Soil nitrogen availability alters rhizodeposition carbon flux into the soil microbial community

Purpose Soil microorganisms are important in the cycling of plant nutrients. Soil microbial biomass, community structure, and activity are mainly affected by carbon substrate and nutrient availability. The objective was to test if both the overall soil microbial community structure and the community-utilizing plant-derived carbon entering the soil as rhizodeposition were affected by soil carbon (C) and nitrogen (N) availability. Materials and methods A C-13-CO2 steady-state labeling experiment was conducted in a ryegrass system.
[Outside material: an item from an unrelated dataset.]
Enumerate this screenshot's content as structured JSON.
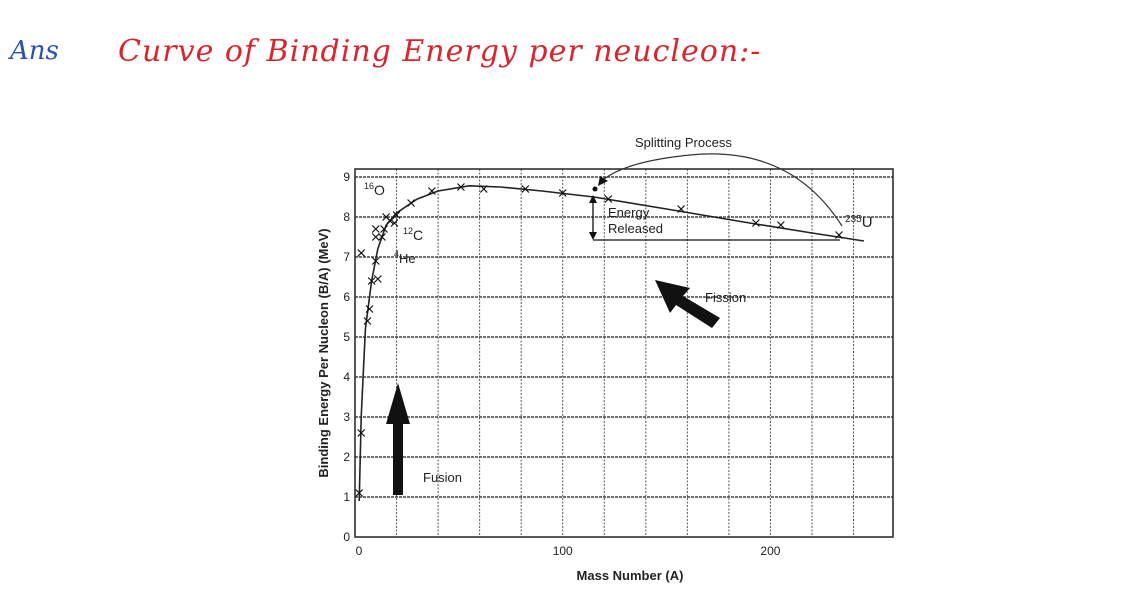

Four soil treatments were established: control, amendment with carboxymethyl cellulose (CMC), amendment with ammonium nitrate (NF), combined CMC and NF. Soil phospholipid fatty acid (PLFA) and C-13 labeling PLFA were extracted and detected by isotope ratio mass spectrometer. Results and discussion The combinedCMCandNF treatment with appropriate C/N ratio (20) significantly enhanced soil microbial biomass C and N, but resulted in lower soil inorganic N concentrations. There was no significant difference in soil PLFA profile pattern between different treatments. In contrast, most of the C-13 was distributed into PLFAs 18:2 omega 6,9c, 18:1 omega 7c, and 18:1 omega 9c, indicative of fungi and gram-negative bacteria. The inorganic-only treatment was distinct in C-13 PLFA pattern from the other treatments in the first period of labeling. Factor loadings of individual PLFAs confirmed that gram-positive bacteria had relatively greater plantderived C contents in the inorganic-only treatment, but fungi were more enriched in the other treatments. Conclusions Amendments with CMC can improve N transformation processes, and the ryegrass rhizodeposition carbon flux into the soil microbial community is strongly modified by soil N availability.